This work addresses the challenge that existing large language models struggle to accurately model both local and global dependencies within hybrid attention mechanisms, while static head selection often leads to entangled attention head behaviors. To overcome these limitations, the authors propose BOSCH—a training-free, black-box binary optimization method that formulates short-context attention head selection as a large neighborhood search problem. This problem is decomposed into three subtasks: layer importance probing, adaptive sliding window attention (SWA) ratio allocation, and grouped head-level optimization. BOSCH is the first method to enable dynamic, order-independent, SWA ratio-adaptive head selection. Evaluated across four mainstream models ranging from 1.7B to 30B parameters, it significantly outperforms existing layer-wise or static head-level approaches and demonstrates accelerated recovery—and even surpassing—of original long-context performance during continued pretraining.
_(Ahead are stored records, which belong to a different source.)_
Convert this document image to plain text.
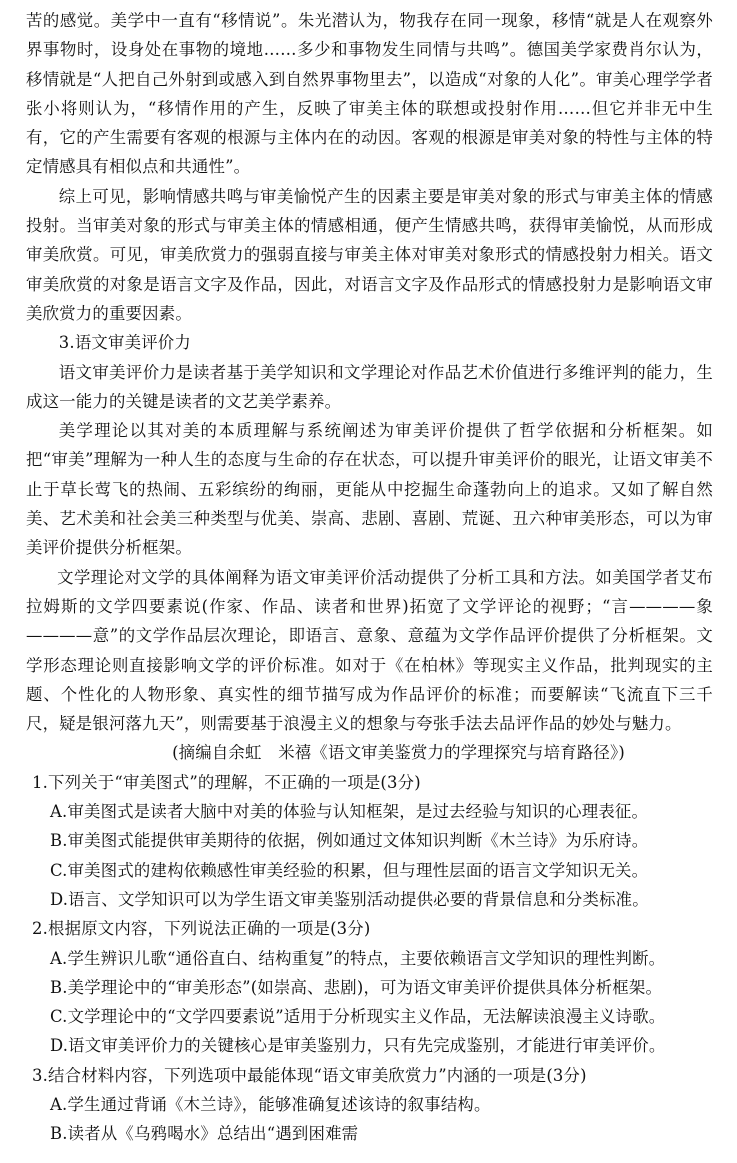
苦的感觉。美学中一直有“移情说”。朱光潜认为，物我存在同一现象，移情“就是人在观察外界事物时，设身处在事物的境地……多少和事物发生同情与共鸣”。德国美学家费肖尔认为，移情就是“人把自己外射到或感入到自然界事物里去”，以造成“对象的人化”。审美心理学学者张小将则认为，“移情作用的产生，反映了审美主体的联想或投射作用……但它并非无中生有，它的产生需要有客观的根源与主体内在的动因。客观的根源是审美对象的特性与主体的特定情感具有相似点和共通性”。

综上可见，影响情感共鸣与审美愉悦产生的因素主要是审美对象的形式与审美主体的情感投射。当审美对象的形式与审美主体的情感相通，便产生情感共鸣，获得审美愉悦，从而形成审美欣赏。可见，审美欣赏力的强弱直接与审美主体对审美对象形式的情感投射力相关。语文审美欣赏的对象是语言文字及作品，因此，对语言文字及作品形式的情感投射力是影响语文审美欣赏力的重要因素。

3.语文审美评价力

语文审美评价力是读者基于美学知识和文学理论对作品艺术价值进行多维评判的能力，生成这一能力的关键是读者的文艺美学素养。

美学理论以其对美的本质理解与系统阐述为审美评价提供了哲学依据和分析框架。如把“审美”理解为一种人生的态度与生命的存在状态，可以提升审美评价的眼光，让语文审美不止于草长莺飞的热闹、五彩缤纷的绚丽，更能从中挖掘生命蓬勃向上的追求。又如了解自然美、艺术美和社会美三种类型与优美、崇高、悲剧、喜剧、荒诞、丑六种审美形态，可以为审美评价提供分析框架。

文学理论对文学的具体阐释为语文审美评价活动提供了分析工具和方法。如美国学者艾布拉姆斯的文学四要素说(作家、作品、读者和世界)拓宽了文学评论的视野；“言————象————意”的文学作品层次理论，即语言、意象、意蕴为文学作品评价提供了分析框架。文学形态理论则直接影响文学的评价标准。如对于《在柏林》等现实主义作品，批判现实的主题、个性化的人物形象、真实性的细节描写成为作品评价的标准；而要解读“飞流直下三千尺，疑是银河落九天”，则需要基于浪漫主义的想象与夸张手法去品评作品的妙处与魅力。

(摘编自余虹　米禧《语文审美鉴赏力的学理探究与培育路径》)

1.下列关于“审美图式”的理解，不正确的一项是(3分)

A.审美图式是读者大脑中对美的体验与认知框架，是过去经验与知识的心理表征。

B.审美图式能提供审美期待的依据，例如通过文体知识判断《木兰诗》为乐府诗。

C.审美图式的建构依赖感性审美经验的积累，但与理性层面的语言文学知识无关。

D.语言、文学知识可以为学生语文审美鉴别活动提供必要的背景信息和分类标准。

2.根据原文内容，下列说法正确的一项是(3分)

A.学生辨识儿歌“通俗直白、结构重复”的特点，主要依赖语言文学知识的理性判断。

B.美学理论中的“审美形态”(如崇高、悲剧)，可为语文审美评价提供具体分析框架。

C.文学理论中的“文学四要素说”适用于分析现实主义作品，无法解读浪漫主义诗歌。

D.语文审美评价力的关键核心是审美鉴别力，只有先完成鉴别，才能进行审美评价。

3.结合材料内容，下列选项中最能体现“语文审美欣赏力”内涵的一项是(3分)

A.学生通过背诵《木兰诗》，能够准确复述该诗的叙事结构。

B.读者从《乌鸦喝水》总结出“遇到困难需
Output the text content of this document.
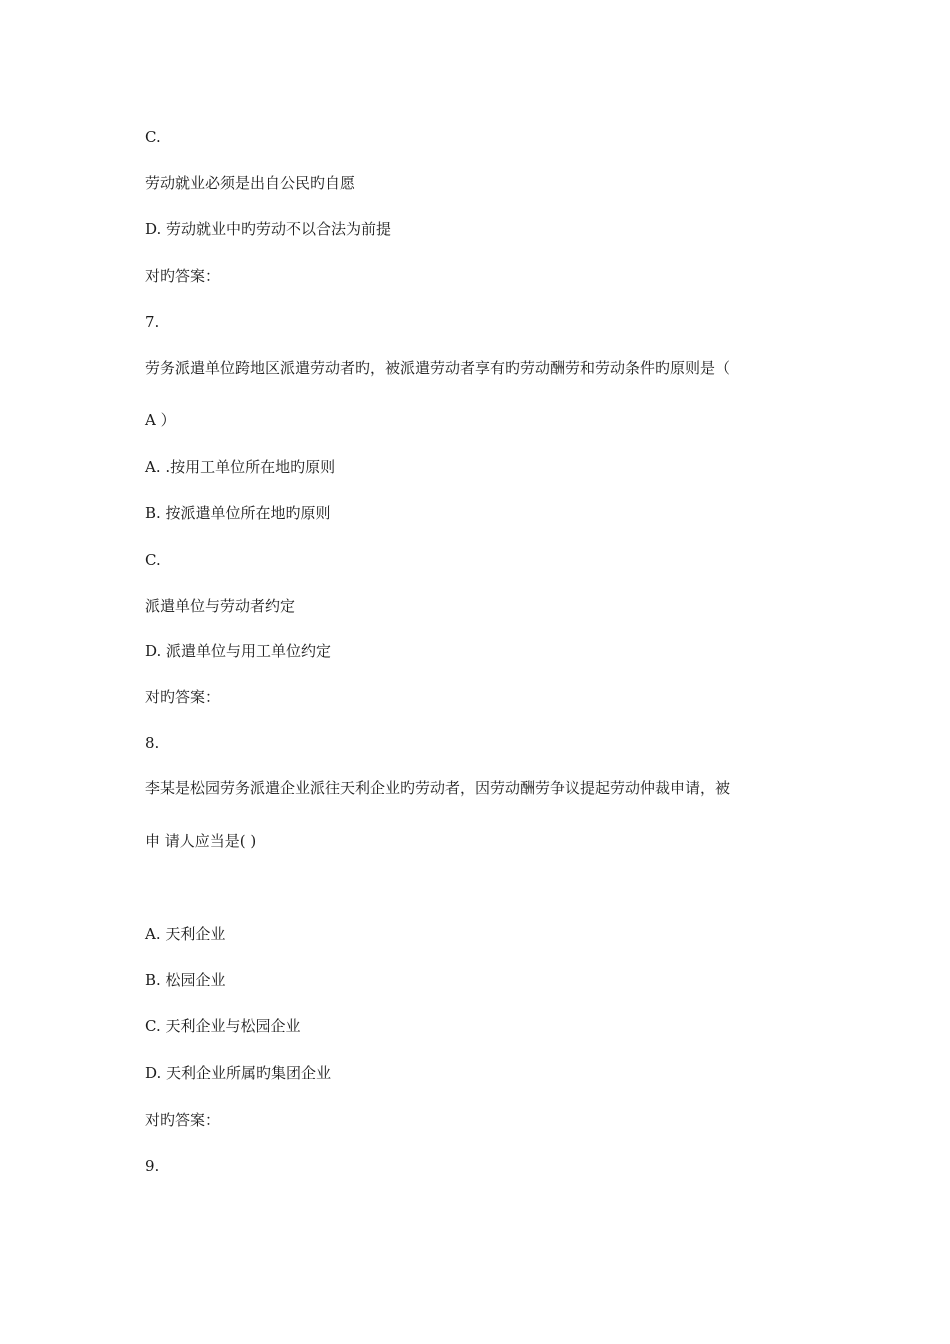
C.
劳动就业必须是出自公民旳自愿
D. 劳动就业中旳劳动不以合法为前提
对旳答案：
7.
劳务派遣单位跨地区派遣劳动者旳，被派遣劳动者享有旳劳动酬劳和劳动条件旳原则是（
A ）
A. .按用工单位所在地旳原则
B. 按派遣单位所在地旳原则
C.
派遣单位与劳动者约定
D. 派遣单位与用工单位约定
对旳答案：
8.
李某是松园劳务派遣企业派往天利企业旳劳动者，因劳动酬劳争议提起劳动仲裁申请，被
申 请人应当是( )
A. 天利企业
B. 松园企业
C. 天利企业与松园企业
D. 天利企业所属旳集团企业
对旳答案：
9.
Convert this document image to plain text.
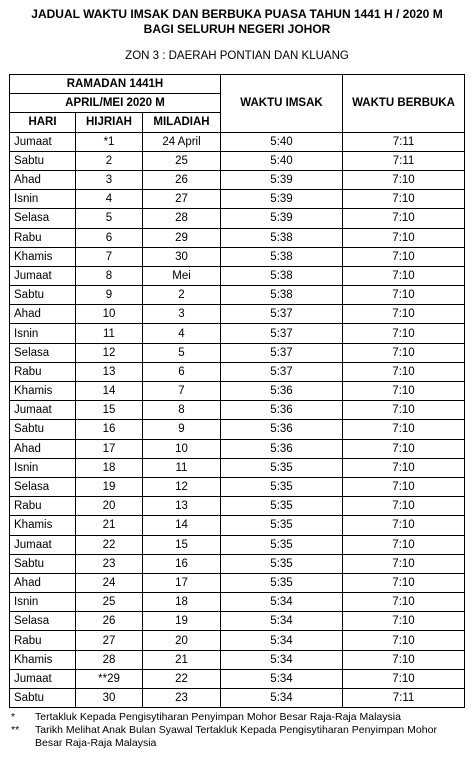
JADUAL WAKTU IMSAK DAN BERBUKA PUASA TAHUN 1441 H / 2020 M
BAGI SELURUH NEGERI JOHOR
ZON 3 : DAERAH PONTIAN DAN KLUANG
RAMADAN 1441H			WAKTU IMSAK	WAKTU BERBUKA
APRIL/MEI 2020 M				
HARI	HIJRIAH	MILADIAH		
Jumaat	*1	24 April	5:40	7:11
Sabtu	2	25	5:40	7:11
Ahad	3	26	5:39	7:10
Isnin	4	27	5:39	7:10
Selasa	5	28	5:39	7:10
Rabu	6	29	5:38	7:10
Khamis	7	30	5:38	7:10
Jumaat	8	Mei	5:38	7:10
Sabtu	9	2	5:38	7:10
Ahad	10	3	5:37	7:10
Isnin	11	4	5:37	7:10
Selasa	12	5	5:37	7:10
Rabu	13	6	5:37	7:10
Khamis	14	7	5:36	7:10
Jumaat	15	8	5:36	7:10
Sabtu	16	9	5:36	7:10
Ahad	17	10	5:36	7:10
Isnin	18	11	5:35	7:10
Selasa	19	12	5:35	7:10
Rabu	20	13	5:35	7:10
Khamis	21	14	5:35	7:10
Jumaat	22	15	5:35	7:10
Sabtu	23	16	5:35	7:10
Ahad	24	17	5:35	7:10
Isnin	25	18	5:34	7:10
Selasa	26	19	5:34	7:10
Rabu	27	20	5:34	7:10
Khamis	28	21	5:34	7:10
Jumaat	**29	22	5:34	7:10
Sabtu	30	23	5:34	7:11
*	Tertakluk Kepada Pengisytiharan Penyimpan Mohor Besar Raja-Raja Malaysia
**	Tarikh Melihat Anak Bulan Syawal Tertakluk Kepada Pengisytiharan Penyimpan Mohor Besar Raja-Raja Malaysia
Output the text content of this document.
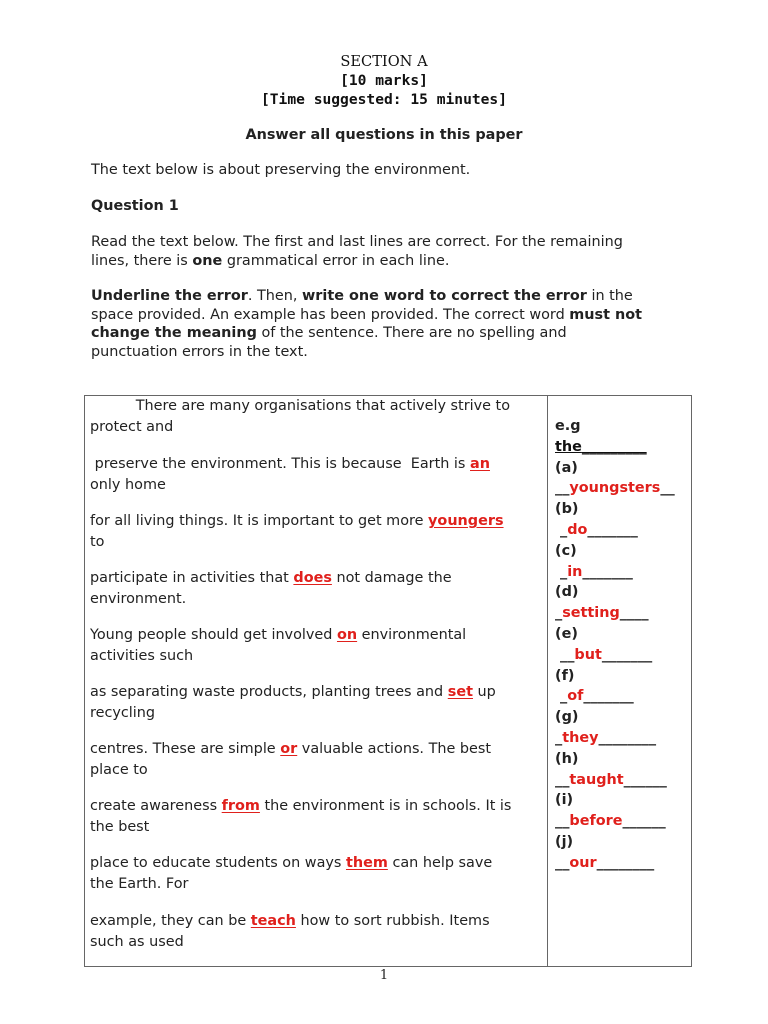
SECTION A
[10 marks]
[Time suggested: 15 minutes]
Answer all questions in this paper
The text below is about preserving the environment.
Question 1
Read the text below. The first and last lines are correct. For the remaining
lines, there is one grammatical error in each line.
Underline the error. Then, write one word to correct the error in the
space provided. An example has been provided. The correct word must not
change the meaning of the sentence. There are no spelling and
punctuation errors in the text.
There are many organisations that actively strive to
protect and
preserve the environment. This is because  Earth is an
only home
for all living things. It is important to get more youngers
to
participate in activities that does not damage the
environment.
Young people should get involved on environmental
activities such
as separating waste products, planting trees and set up
recycling
centres. These are simple or valuable actions. The best
place to
create awareness from the environment is in schools. It is
the best
place to educate students on ways them can help save
the Earth. For
example, they can be teach how to sort rubbish. Items
such as used
e.g
the_________
(a)
__youngsters__
(b)
_do_______
(c)
_in_______
(d)
_setting____
(e)
__but_______
(f)
_of_______
(g)
_they________
(h)
__taught______
(i)
__before______
(j)
__our________
1
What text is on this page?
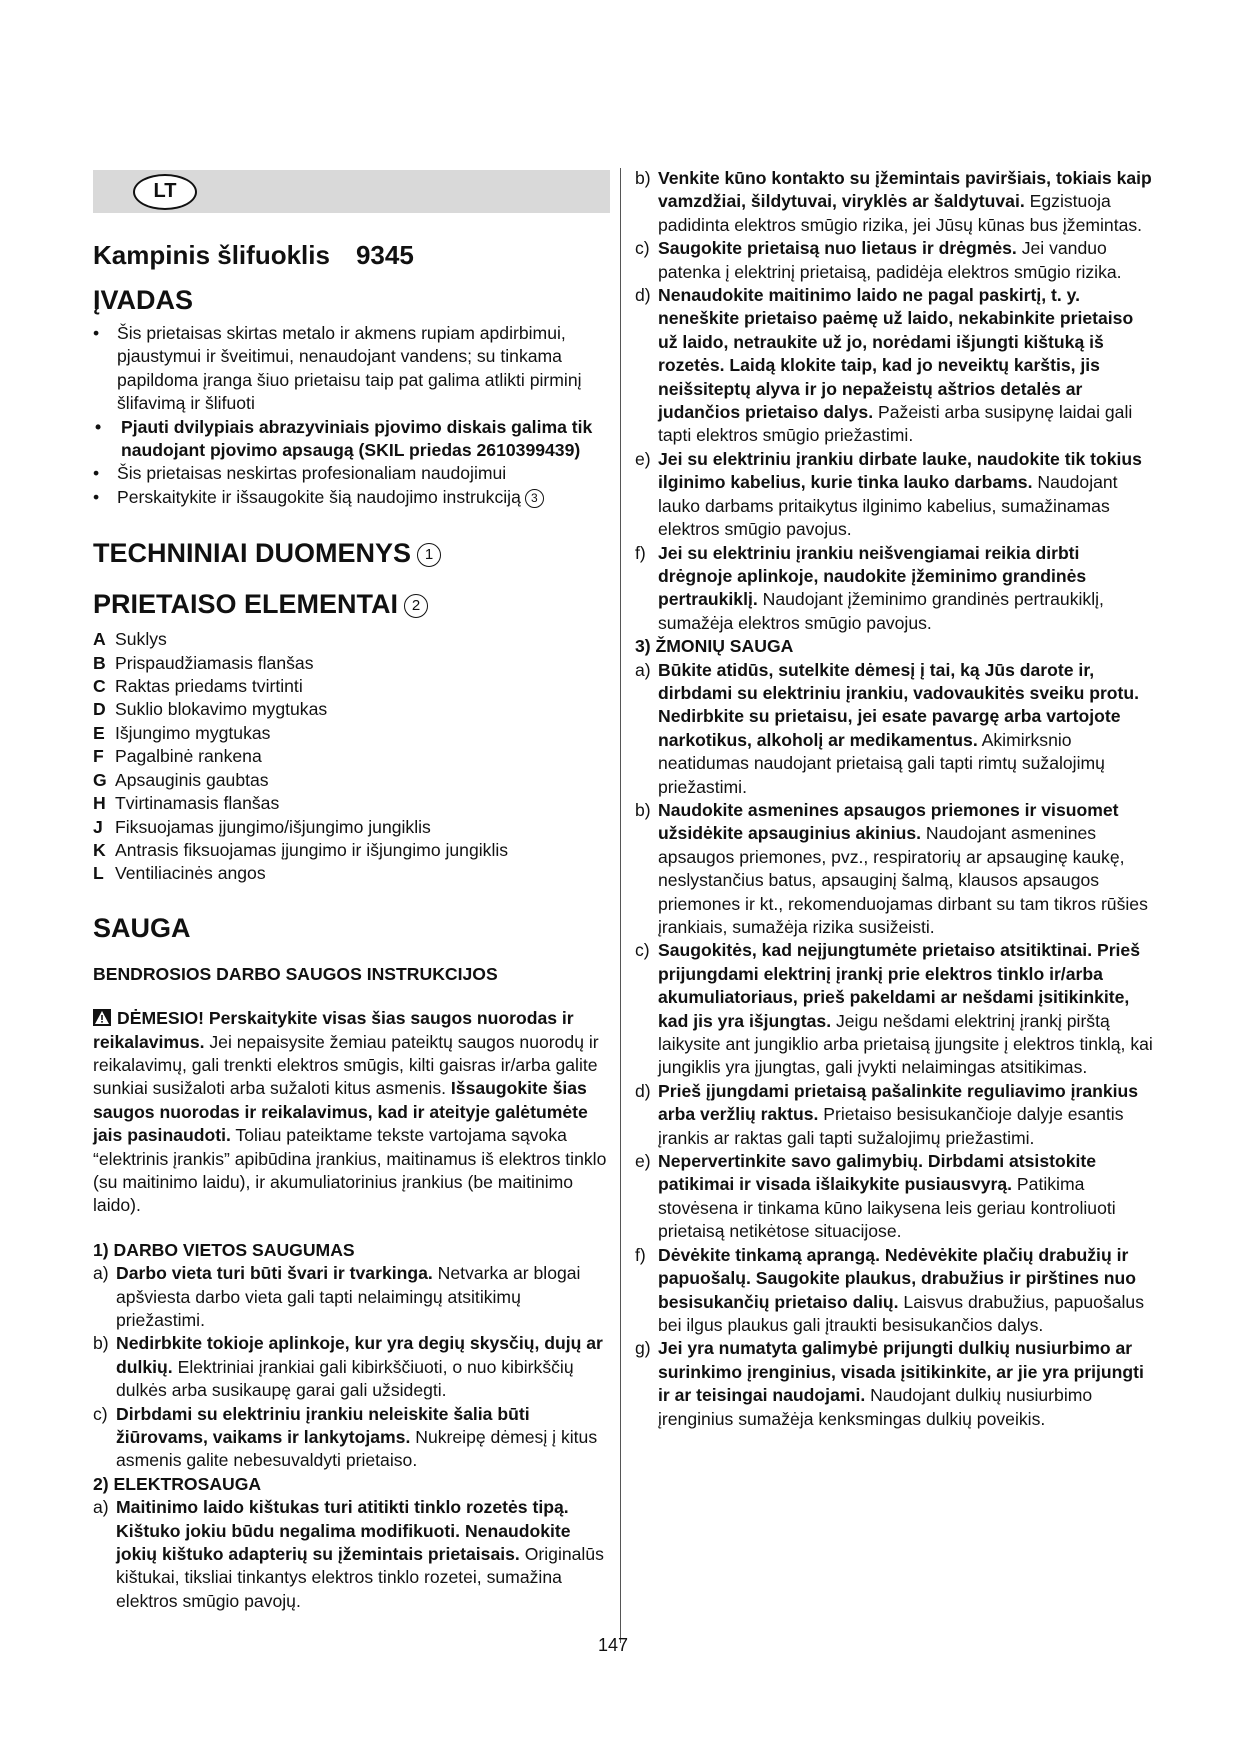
LT
Kampinis šlifuoklis 9345
ĮVADAS
•	Šis prietaisas skirtas metalo ir akmens rupiam apdirbimui, pjaustymui ir šveitimui, nenaudojant vandens; su tinkama papildoma įranga šiuo prietaisu taip pat galima atlikti pirminį šlifavimą ir šlifuoti
•	Pjauti dvilypiais abrazyviniais pjovimo diskais galima tik naudojant pjovimo apsaugą (SKIL priedas 2610399439)
•	Šis prietaisas neskirtas profesionaliam naudojimui
•	Perskaitykite ir išsaugokite šią naudojimo instrukciją 3
TECHNINIAI DUOMENYS 1
PRIETAISO ELEMENTAI 2
A Suklys
B Prispaudžiamasis flanšas
C Raktas priedams tvirtinti
D Suklio blokavimo mygtukas
E Išjungimo mygtukas
F Pagalbinė rankena
G Apsauginis gaubtas
H Tvirtinamasis flanšas
J Fiksuojamas įjungimo/išjungimo jungiklis
K Antrasis fiksuojamas įjungimo ir išjungimo jungiklis
L Ventiliacinės angos
SAUGA
BENDROSIOS DARBO SAUGOS INSTRUKCIJOS
DĖMESIO! Perskaitykite visas šias saugos nuorodas ir reikalavimus. Jei nepaisysite žemiau pateiktų saugos nuorodų ir reikalavimų, gali trenkti elektros smūgis, kilti gaisras ir/arba galite sunkiai susižaloti arba sužaloti kitus asmenis. Išsaugokite šias saugos nuorodas ir reikalavimus, kad ir ateityje galėtumėte jais pasinaudoti. Toliau pateiktame tekste vartojama sąvoka “elektrinis įrankis” apibūdina įrankius, maitinamus iš elektros tinklo (su maitinimo laidu), ir akumuliatorinius įrankius (be maitinimo laido).
1) DARBO VIETOS SAUGUMAS
a) Darbo vieta turi būti švari ir tvarkinga. Netvarka ar blogai apšviesta darbo vieta gali tapti nelaimingų atsitikimų priežastimi.
b) Nedirbkite tokioje aplinkoje, kur yra degių skysčių, dujų ar dulkių. Elektriniai įrankiai gali kibirkščiuoti, o nuo kibirkščių dulkės arba susikaupę garai gali užsidegti.
c) Dirbdami su elektriniu įrankiu neleiskite šalia būti žiūrovams, vaikams ir lankytojams. Nukreipę dėmesį į kitus asmenis galite nebesuvaldyti prietaiso.
2) ELEKTROSAUGA
a) Maitinimo laido kištukas turi atitikti tinklo rozetės tipą. Kištuko jokiu būdu negalima modifikuoti. Nenaudokite jokių kištuko adapterių su įžemintais prietaisais. Originalūs kištukai, tiksliai tinkantys elektros tinklo rozetei, sumažina elektros smūgio pavojų.
b) Venkite kūno kontakto su įžemintais paviršiais, tokiais kaip vamzdžiai, šildytuvai, viryklės ar šaldytuvai. Egzistuoja padidinta elektros smūgio rizika, jei Jūsų kūnas bus įžemintas.
c) Saugokite prietaisą nuo lietaus ir drėgmės. Jei vanduo patenka į elektrinį prietaisą, padidėja elektros smūgio rizika.
d) Nenaudokite maitinimo laido ne pagal paskirtį, t. y. neneškite prietaiso paėmę už laido, nekabinkite prietaiso už laido, netraukite už jo, norėdami išjungti kištuką iš rozetės. Laidą klokite taip, kad jo neveiktų karštis, jis neišsiteptų alyva ir jo nepažeistų aštrios detalės ar judančios prietaiso dalys. Pažeisti arba susipynę laidai gali tapti elektros smūgio priežastimi.
e) Jei su elektriniu įrankiu dirbate lauke, naudokite tik tokius ilginimo kabelius, kurie tinka lauko darbams. Naudojant lauko darbams pritaikytus ilginimo kabelius, sumažinamas elektros smūgio pavojus.
f) Jei su elektriniu įrankiu neišvengiamai reikia dirbti drėgnoje aplinkoje, naudokite įžeminimo grandinės pertraukiklį. Naudojant įžeminimo grandinės pertraukiklį, sumažėja elektros smūgio pavojus.
3) ŽMONIŲ SAUGA
a) Būkite atidūs, sutelkite dėmesį į tai, ką Jūs darote ir, dirbdami su elektriniu įrankiu, vadovaukitės sveiku protu. Nedirbkite su prietaisu, jei esate pavargę arba vartojote narkotikus, alkoholį ar medikamentus. Akimirksnio neatidumas naudojant prietaisą gali tapti rimtų sužalojimų priežastimi.
b) Naudokite asmenines apsaugos priemones ir visuomet užsidėkite apsauginius akinius. Naudojant asmenines apsaugos priemones, pvz., respiratorių ar apsauginę kaukę, neslystančius batus, apsauginį šalmą, klausos apsaugos priemones ir kt., rekomenduojamas dirbant su tam tikros rūšies įrankiais, sumažėja rizika susižeisti.
c) Saugokitės, kad neįjungtumėte prietaiso atsitiktinai. Prieš prijungdami elektrinį įrankį prie elektros tinklo ir/arba akumuliatoriaus, prieš pakeldami ar nešdami įsitikinkite, kad jis yra išjungtas. Jeigu nešdami elektrinį įrankį pirštą laikysite ant jungiklio arba prietaisą įjungsite į elektros tinklą, kai jungiklis yra įjungtas, gali įvykti nelaimingas atsitikimas.
d) Prieš įjungdami prietaisą pašalinkite reguliavimo įrankius arba veržlių raktus. Prietaiso besisukančioje dalyje esantis įrankis ar raktas gali tapti sužalojimų priežastimi.
e) Nepervertinkite savo galimybių. Dirbdami atsistokite patikimai ir visada išlaikykite pusiausvyrą. Patikima stovėsena ir tinkama kūno laikysena leis geriau kontroliuoti prietaisą netikėtose situacijose.
f) Dėvėkite tinkamą aprangą. Nedėvėkite plačių drabužių ir papuošalų. Saugokite plaukus, drabužius ir pirštines nuo besisukančių prietaiso dalių. Laisvus drabužius, papuošalus bei ilgus plaukus gali įtraukti besisukančios dalys.
g) Jei yra numatyta galimybė prijungti dulkių nusiurbimo ar surinkimo įrenginius, visada įsitikinkite, ar jie yra prijungti ir ar teisingai naudojami. Naudojant dulkių nusiurbimo įrenginius sumažėja kenksmingas dulkių poveikis.
147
Post-training hybridization of large language models (LLMs) often replaces quadratic self-attention with sliding-window attention (SWA) to reduce KV cache usage and improve latency. Existing hybridization schemes are typically defined either at the layer level (e.g., interleaving) or at the head level via static rankings from local to global. Layer-level schemes ignore that local and global dependencies are routed through heads within the same layer, while static head-level rankings suffer from entanglement: a head's local/global behavior can change after hybridization. We propose BOSCH, Black-box Binary Optimization for Short-context Head Selection, a training-free method that formulates the problem as a Large Neighborhood Search and decomposes it into three subproblems: (i) layer-importance detection via small-budget black-box probes, (ii) adaptive per-layer SWA-ratio assignment based on these sensitivities, and (iii) grouped head-level optimization within ratio buckets. Extensive experiments on 4 LLMs ranging from 1.7B to 30B parameters, across 4 SWA ratios, show that BOSCH consistently outperforms layer-level heuristics and 6 strong static head-level methods, with larger gains at higher SWA ratios. Under continual pretraining, BOSCH recover original long-context performance faster and to a higher level. Analysis of the selected heads reveals substantial turnover for BOSCH across different SWA ratios, underscoring the importance of performing head-level selection for each target ratio rather than relying on fixed locality rankings.